Arbeitscenter

Arbeitscenter

Der Begriff Arbeitscenter ist nicht eindeutig definiert. Man kann unter dem Oberbegriff verschiedene Teilbereiche zusammenfassen.

So werden Unternehmen, die sich mit der Zeitarbeit befassen, als Arbeitscenter bezeichnet, aber auch die örtlichen Arbeitsagenturen. Hinzu kommen private Arbeitsvermittler. Das gemeinsame Ziel dieser Arbeitscenter ist es, Menschen in Arbeit zu vermitteln.

 

Arbeitscenter – wo liegen die Unterschiede der einzelnen Institutionen?

Die Unterschiede sind dabei groß. In der Arbeitsagentur als Arbeitscenter geht es um die Vermittlung in Arbeit. Das kann eine Festanstellung sein, eine befristete Stelle etwa als Mutterschafts-, Urlaubs- oder Krankheitsvertretung oder ein Halbtagsjob. Zusätzlich ist die Arbeitsagentur für finanzielle Fragen bei Arbeitslosigkeit verantwortlich.

Im Unternehmen für Zeitarbeit geht es ebenfalls um die Vermittlung in Arbeit. Die Mitarbeiter werden allerdings beim Zeitarbeitsunternehmen angestellt und dann den einzelnen Kunden, die gerade Bedarf haben, zugewiesen. Daher sind hier ständig wechselnde Einsatzorte und Tätigkeitsbereiche keine Seltenheit. Die Hoffnung dahinter ist, dass durch einen längerfristigen Einsatz bei ein und demselben Kunden der Sprung auf den so genannten ersten Arbeitsmarkt geschafft wird, indem der Kunde dem Mitarbeiter einen Festvertrag anbietet.

Bleibt noch der private Arbeitsvermittler. Oft agiert dieser erst, wenn ein Vermittlungsgutschein vorliegt, es also Förderungen seitens der Arbeitsagentur gibt. Andere Arbeitsvermittler arbeiten auch auf Kosten des Arbeitsuchenden. Dieser kann sich hier gezielt vorstellen, seine Fähigkeiten und Fertigkeiten auf den Tisch legen und der Arbeitsvermittler sucht dann nach einem passenden Arbeitgeber. Der Arbeitsvermittler schaut in seiner Kartei, welche Unternehmen Arbeitnehmer mit dieser Ausbildung und diesen Fähigkeiten suchen und vermittelt den Arbeitnehmer dorthin.

 

Warum man sich nicht alleine aufs Arbeitscenter verlassen sollte

Viele Arbeitsuchende erhoffen sich, mit Hilfe eines Arbeitscenters schneller den Einstieg zurück in den Job zu schaffen. Alleine auf das Arbeitscenter sollten sie sich aber nie verlassen, sondern auch Eigeninitiative zeigen. So sind eigene Bewerbungen nicht nur gerne gesehen, sondern werden etwa von der Agentur für Arbeit gefordert. Dafür gibt es dann sogar einen Zuschuss.

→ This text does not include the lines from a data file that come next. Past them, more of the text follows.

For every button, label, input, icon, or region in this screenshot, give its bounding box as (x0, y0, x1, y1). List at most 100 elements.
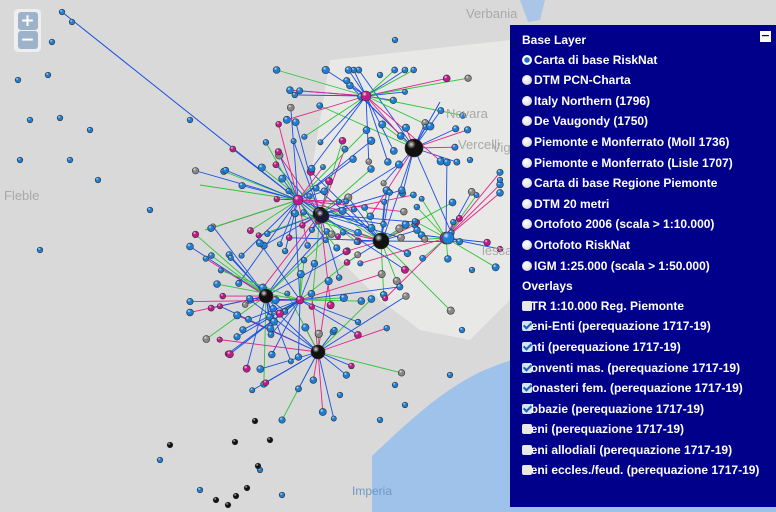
map-point-highlight (421, 235, 428, 243)
overlay-label[interactable]: Beni allodiali (perequazione 1717-19) (522, 443, 732, 457)
map-point-highlight (365, 158, 372, 165)
map-point-highlight (278, 175, 286, 183)
checkbox[interactable] (522, 300, 532, 311)
radio-button[interactable] (522, 136, 532, 147)
map-point-highlight (238, 252, 245, 259)
map-point-highlight (333, 244, 341, 252)
overlay-option[interactable]: Conventi mas. (perequazione 1717-19) (510, 361, 768, 377)
radio-button[interactable] (522, 178, 532, 189)
base-layer-option[interactable]: Italy Northern (1796) (522, 94, 768, 110)
checkbox[interactable] (522, 341, 532, 352)
radio-button[interactable] (522, 157, 532, 168)
base-layer-option[interactable]: Ortofoto RiskNat (522, 238, 768, 254)
map-point-highlight (452, 125, 459, 132)
overlay-option[interactable]: Beni eccles./feud. (perequazione 1717-19… (510, 463, 768, 479)
base-layer-option[interactable]: IGM 1:25.000 (scala > 1:50.000) (522, 259, 768, 275)
map-point-highlight (380, 180, 387, 186)
map-point-highlight (338, 207, 347, 215)
base-layer-option[interactable]: Carta di base Regione Piemonte (522, 176, 768, 192)
radio-button[interactable] (522, 219, 532, 230)
base-layer-header: Base Layer (522, 33, 587, 47)
base-layer-label[interactable]: IGM 1:25.000 (scala > 1:50.000) (534, 259, 710, 273)
radio-button[interactable] (522, 116, 532, 127)
base-layer-label[interactable]: DTM PCN-Charta (534, 73, 631, 87)
map-point-highlight (213, 497, 219, 503)
overlay-option[interactable]: Abbazie (perequazione 1717-19) (510, 402, 768, 418)
base-layer-option[interactable]: Ortofoto 2006 (scala > 1:10.000) (522, 217, 768, 233)
radio-button[interactable] (522, 260, 532, 271)
base-layer-option[interactable]: De Vaugondy (1750) (522, 114, 768, 130)
map-point-highlight (447, 372, 453, 378)
base-layer-option[interactable]: Piemonte e Monferrato (Lisle 1707) (522, 156, 768, 172)
base-layer-label[interactable]: Ortofoto 2006 (scala > 1:10.000) (534, 217, 714, 231)
overlay-option[interactable]: Beni allodiali (perequazione 1717-19) (510, 443, 768, 459)
radio-button[interactable] (522, 95, 532, 106)
map-point-highlight (297, 270, 305, 278)
radio-button[interactable] (522, 198, 532, 209)
map-point-highlight (453, 158, 461, 166)
overlay-option[interactable]: Beni-Enti (perequazione 1717-19) (510, 319, 768, 335)
radio-button[interactable] (522, 75, 532, 86)
map-point-highlight (262, 379, 269, 386)
map-point-highlight (315, 209, 329, 223)
checkbox[interactable] (522, 465, 532, 476)
base-layer-option[interactable]: Piemonte e Monferrato (Moll 1736) (522, 135, 768, 151)
base-layer-option[interactable]: DTM PCN-Charta (522, 73, 768, 89)
map-point-highlight (37, 247, 43, 253)
overlays-header: Overlays (522, 279, 573, 294)
checkbox[interactable] (522, 424, 532, 435)
checkbox[interactable] (522, 444, 532, 455)
base-layer-label[interactable]: Piemonte e Monferrato (Moll 1736) (534, 135, 729, 149)
map-point-highlight (378, 270, 386, 278)
base-layer-option[interactable]: Carta di base RiskNat (522, 53, 768, 69)
base-layer-label[interactable]: Carta di base Regione Piemonte (534, 176, 717, 190)
overlay-option[interactable]: Enti (perequazione 1717-19) (510, 340, 768, 356)
map-point-highlight (255, 232, 262, 239)
map-point-highlight (49, 39, 55, 45)
base-layer-label[interactable]: Ortofoto RiskNat (534, 238, 630, 252)
map-point-highlight (442, 232, 454, 244)
overlay-label[interactable]: Beni-Enti (perequazione 1717-19) (522, 319, 711, 333)
overlay-option[interactable]: Monasteri fem. (perequazione 1717-19) (510, 381, 768, 397)
base-layer-label[interactable]: Carta di base RiskNat (534, 53, 657, 67)
map-point-highlight (398, 186, 406, 194)
zoom-in-button[interactable]: + (17, 12, 38, 30)
map-point-highlight (45, 72, 51, 78)
base-layer-label[interactable]: De Vaugondy (1750) (534, 114, 648, 128)
map-point-highlight (277, 241, 283, 247)
radio-button[interactable] (522, 54, 532, 65)
base-layer-label[interactable]: Piemonte e Monferrato (Lisle 1707) (534, 156, 733, 170)
place-label-novara: Novara (446, 106, 488, 121)
map-point-highlight (167, 442, 173, 448)
map-point-highlight (216, 336, 223, 343)
minimize-button[interactable]: − (760, 30, 771, 42)
overlay-label[interactable]: Monasteri fem. (perequazione 1717-19) (522, 381, 743, 395)
overlay-label[interactable]: Beni (perequazione 1717-19) (522, 422, 684, 436)
map-point-highlight (378, 120, 386, 129)
overlay-label[interactable]: Conventi mas. (perequazione 1717-19) (522, 361, 740, 375)
overlay-option[interactable]: CTR 1:10.000 Reg. Piemonte (510, 299, 768, 315)
overlay-label[interactable]: Abbazie (perequazione 1717-19) (522, 402, 704, 416)
map-point-highlight (405, 139, 423, 157)
radio-button[interactable] (522, 239, 532, 250)
map-point-highlight (341, 145, 349, 153)
base-layer-option[interactable]: DTM 20 metri (522, 197, 768, 213)
map-point-highlight (392, 382, 398, 388)
map-viewport[interactable]: Verbania Novara Vercelli Vige lessand Imperia… (0, 0, 776, 512)
overlay-label[interactable]: Enti (perequazione 1717-19) (522, 340, 681, 354)
checkbox[interactable] (522, 383, 532, 394)
overlay-label[interactable]: Beni eccles./feud. (perequazione 1717-19… (522, 463, 759, 477)
overlay-label[interactable]: CTR 1:10.000 Reg. Piemonte (522, 299, 684, 313)
map-point-highlight (218, 267, 224, 274)
map-point-highlight (186, 298, 194, 305)
checkbox[interactable] (522, 362, 532, 373)
zoom-out-button[interactable]: − (17, 31, 38, 49)
checkbox[interactable] (522, 403, 532, 414)
base-layer-label[interactable]: Italy Northern (1796) (534, 94, 650, 108)
overlay-option[interactable]: Beni (perequazione 1717-19) (510, 422, 768, 438)
map-point-highlight (268, 351, 276, 358)
checkbox[interactable] (522, 321, 532, 332)
base-layer-label[interactable]: DTM 20 metri (534, 197, 609, 211)
map-point-highlight (57, 115, 63, 121)
zoom-control: + − (14, 9, 41, 52)
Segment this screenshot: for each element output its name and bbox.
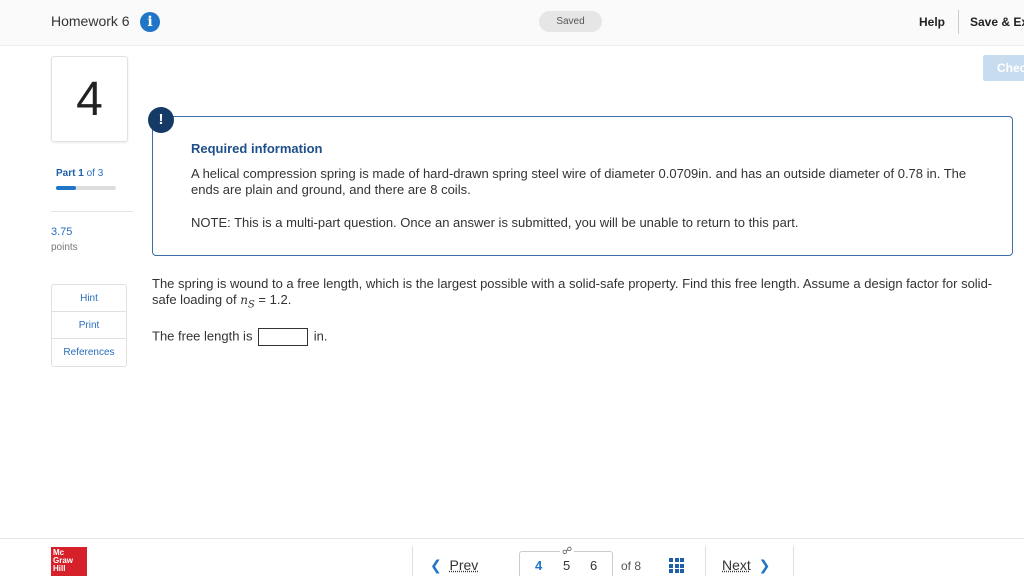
points-label: points bbox=[51, 242, 78, 253]
design-factor-symbol: nS bbox=[240, 293, 255, 311]
question-text: The spring is wound to a free length, wh… bbox=[152, 276, 1002, 313]
info-icon[interactable]: i bbox=[140, 12, 160, 32]
chevron-right-icon: ❯ bbox=[758, 557, 771, 573]
help-button[interactable]: Help bbox=[919, 15, 945, 29]
required-info-text: A helical compression spring is made of … bbox=[191, 166, 967, 197]
answer-row: The free length is in. bbox=[152, 328, 327, 346]
question-number: 4 bbox=[51, 56, 128, 142]
check-my-work-button[interactable]: Chec bbox=[983, 55, 1024, 81]
prev-button[interactable]: ❮ Prev bbox=[430, 557, 478, 574]
design-factor-value: = 1.2. bbox=[258, 292, 292, 307]
page-total: of 8 bbox=[621, 559, 642, 573]
footer-divider bbox=[412, 546, 413, 576]
header-divider bbox=[958, 10, 959, 34]
part-of: of 3 bbox=[86, 168, 104, 179]
page-6-button[interactable]: 6 bbox=[590, 558, 597, 573]
tools-panel: Hint Print References bbox=[51, 284, 127, 367]
part-indicator: Part 1 of 3 bbox=[56, 168, 103, 179]
answer-prefix: The free length is bbox=[152, 328, 253, 344]
assignment-title: Homework 6 bbox=[51, 13, 130, 29]
page-5-button[interactable]: 5 bbox=[563, 558, 570, 573]
link-icon: ☍ bbox=[560, 546, 575, 557]
alert-icon: ! bbox=[148, 107, 174, 133]
next-label: Next bbox=[722, 557, 751, 573]
points-value: 3.75 bbox=[51, 226, 73, 238]
page-4-button[interactable]: 4 bbox=[535, 558, 542, 573]
chevron-left-icon: ❮ bbox=[430, 557, 442, 573]
references-button[interactable]: References bbox=[52, 339, 126, 366]
grid-icon[interactable] bbox=[669, 558, 684, 573]
bottom-nav-bar bbox=[0, 538, 1024, 576]
part-progress-bar bbox=[56, 186, 116, 190]
print-button[interactable]: Print bbox=[52, 312, 126, 339]
required-info-note: NOTE: This is a multi-part question. Onc… bbox=[191, 215, 799, 230]
mcgraw-hill-logo: Mc Graw Hill bbox=[51, 547, 87, 576]
next-button[interactable]: Next ❯ bbox=[722, 557, 770, 574]
prev-label: Prev bbox=[449, 557, 479, 573]
answer-unit: in. bbox=[313, 328, 328, 344]
part-prefix: Part bbox=[56, 168, 76, 179]
part-progress-fill bbox=[56, 186, 76, 190]
hint-button[interactable]: Hint bbox=[52, 285, 126, 312]
footer-divider bbox=[793, 546, 794, 576]
footer-divider bbox=[705, 546, 706, 576]
part-current: 1 bbox=[78, 168, 84, 179]
save-exit-button[interactable]: Save & Ex bbox=[970, 15, 1024, 29]
saved-status-badge: Saved bbox=[539, 11, 602, 32]
left-divider bbox=[51, 211, 133, 212]
required-info-title: Required information bbox=[191, 141, 323, 156]
free-length-input[interactable] bbox=[258, 328, 309, 346]
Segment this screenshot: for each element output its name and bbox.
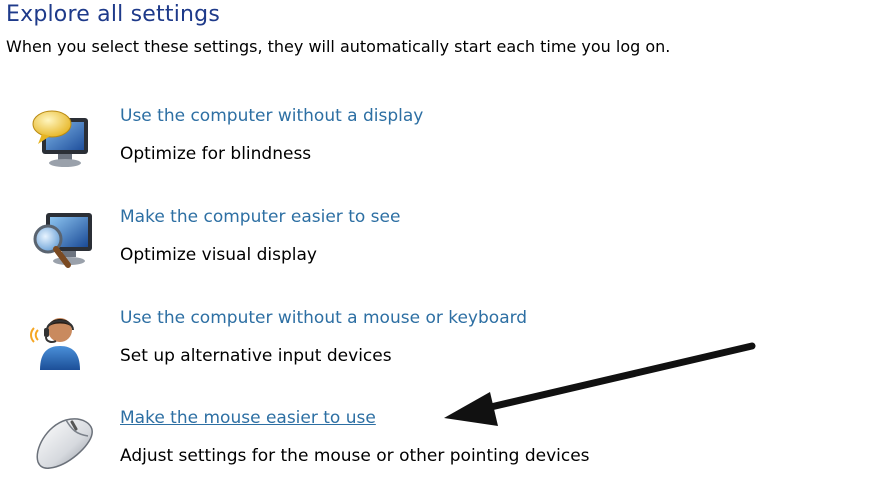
monitor-magnifier-icon [28, 209, 100, 271]
link-mouse-easier[interactable]: Make the mouse easier to use [120, 408, 376, 428]
option-without-mouse-keyboard: Use the computer without a mouse or keyb… [0, 308, 896, 398]
option-mouse-easier: Make the mouse easier to use Adjust sett… [0, 408, 896, 498]
option-easier-to-see: Make the computer easier to see Optimize… [0, 207, 896, 297]
page-subtitle: When you select these settings, they wil… [6, 37, 671, 56]
desc-alternative-input: Set up alternative input devices [120, 346, 392, 366]
page-title: Explore all settings [6, 2, 220, 27]
mouse-icon [28, 410, 100, 472]
link-use-without-display[interactable]: Use the computer without a display [120, 106, 423, 126]
desc-optimize-visual: Optimize visual display [120, 245, 317, 265]
desc-adjust-mouse: Adjust settings for the mouse or other p… [120, 446, 590, 466]
desc-optimize-blindness: Optimize for blindness [120, 144, 312, 164]
link-without-mouse-keyboard[interactable]: Use the computer without a mouse or keyb… [120, 308, 527, 328]
option-use-without-display: Use the computer without a display Optim… [0, 106, 896, 196]
user-headset-icon [28, 310, 100, 372]
monitor-speech-bubble-icon [28, 108, 100, 170]
link-easier-to-see[interactable]: Make the computer easier to see [120, 207, 400, 227]
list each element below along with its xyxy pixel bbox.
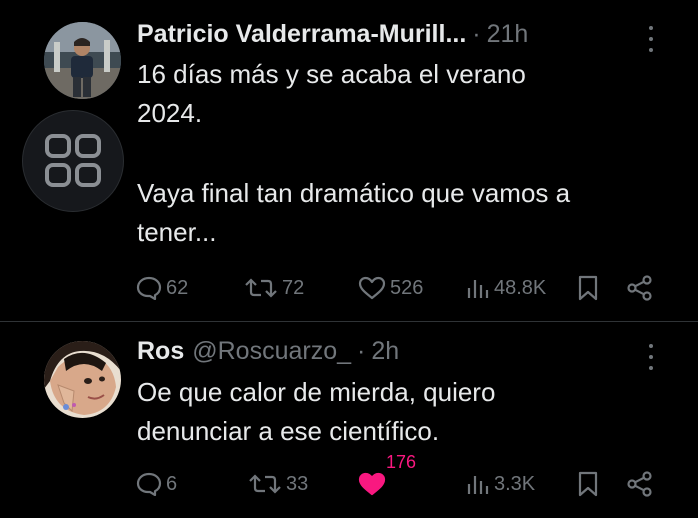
- retweet-button[interactable]: 33: [248, 467, 308, 501]
- more-options-button[interactable]: [644, 26, 658, 52]
- reply-button[interactable]: 6: [136, 467, 177, 501]
- retweet-count: 72: [282, 276, 305, 299]
- views-icon: [467, 476, 489, 494]
- avatar[interactable]: [44, 341, 121, 418]
- timestamp[interactable]: 21h: [487, 20, 529, 49]
- reply-icon: [136, 472, 162, 496]
- tweet-divider: [0, 321, 698, 322]
- bookmark-icon: [578, 275, 598, 301]
- tweet-paragraph-1: Oe que calor de mierda, quiero denunciar…: [137, 377, 496, 446]
- more-icon: [649, 26, 653, 30]
- tweet-text: Oe que calor de mierda, quiero denunciar…: [137, 373, 677, 450]
- timestamp[interactable]: 2h: [371, 337, 399, 366]
- more-icon: [649, 344, 653, 348]
- bookmark-icon: [578, 471, 598, 497]
- retweet-count: 33: [286, 472, 309, 495]
- views-count: 3.3K: [494, 472, 536, 495]
- like-icon: [358, 472, 386, 496]
- reply-count: 62: [166, 276, 189, 299]
- retweet-icon: [249, 474, 281, 494]
- tweet-header: Patricio Valderrama-Murill... · 21h: [137, 20, 528, 54]
- user-handle[interactable]: @Roscuarzo_: [192, 337, 351, 366]
- separator-dot: ·: [357, 337, 366, 365]
- reply-count: 6: [166, 472, 178, 495]
- views-icon: [467, 280, 489, 298]
- avatar[interactable]: [44, 22, 121, 99]
- share-button[interactable]: [626, 467, 654, 501]
- tweet-text-2: Vaya final tan dramático que vamos a ten…: [137, 174, 677, 251]
- retweet-icon: [245, 278, 277, 298]
- grid-menu-button[interactable]: [22, 110, 124, 212]
- display-name[interactable]: Patricio Valderrama-Murill...: [137, 20, 466, 49]
- reply-icon: [136, 276, 162, 300]
- more-options-button[interactable]: [644, 344, 658, 370]
- like-button[interactable]: 526: [358, 271, 423, 305]
- share-icon: [627, 471, 652, 497]
- like-button[interactable]: 176: [358, 452, 416, 501]
- tweet-paragraph-2: Vaya final tan dramático que vamos a ten…: [137, 178, 571, 247]
- tweet-ros[interactable]: Ros @Roscuarzo_ · 2h Oe que calor de mie…: [0, 323, 698, 518]
- separator-dot: ·: [472, 20, 481, 48]
- like-count: 526: [390, 276, 424, 299]
- bookmark-button[interactable]: [577, 467, 599, 501]
- share-button[interactable]: [626, 271, 654, 305]
- like-count: 176: [386, 452, 417, 472]
- tweet-text: 16 días más y se acaba el verano 2024.: [137, 55, 677, 132]
- like-icon: [358, 276, 386, 300]
- display-name[interactable]: Ros: [137, 337, 184, 366]
- views-button[interactable]: 3.3K: [466, 467, 535, 501]
- retweet-button[interactable]: 72: [244, 271, 304, 305]
- reply-button[interactable]: 62: [136, 271, 188, 305]
- views-count: 48.8K: [494, 276, 547, 299]
- views-button[interactable]: 48.8K: [466, 271, 546, 305]
- bookmark-button[interactable]: [577, 271, 599, 305]
- action-bar: 6 33 176 3.3K: [136, 452, 656, 501]
- tweet-patricio[interactable]: Patricio Valderrama-Murill... · 21h 16 d…: [0, 0, 698, 322]
- action-bar: 62 72 526 48.8K: [136, 271, 656, 305]
- tweet-paragraph-1: 16 días más y se acaba el verano 2024.: [137, 59, 526, 128]
- tweet-header: Ros @Roscuarzo_ · 2h: [137, 337, 399, 371]
- share-icon: [627, 275, 652, 301]
- grid-icon: [45, 134, 101, 187]
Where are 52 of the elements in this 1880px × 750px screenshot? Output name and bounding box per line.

Ein weiterer Vorteil der Eigeninitiative besteht darin, dass man sich gezielt auf die Stellen bewerben kann, die einen ansprechen und nicht nur die zugewiesenen Arbeiten etwa von der Zeitarbeit übernimmt. Nicht zuletzt lässt sich durch eine Festanstellung im Gegensatz zur Zeitarbeit auch der Verdienst erhöhen. Ebenso ist zu beachten, dass Arbeitscenter immer eine Vielzahl von Arbeitsuchenden betreuen. Sie können sich also gar nicht so individuell um den Einzelnen kümmern, wie man es selbst kann, den Traumjob wird man dort sicher nicht finden.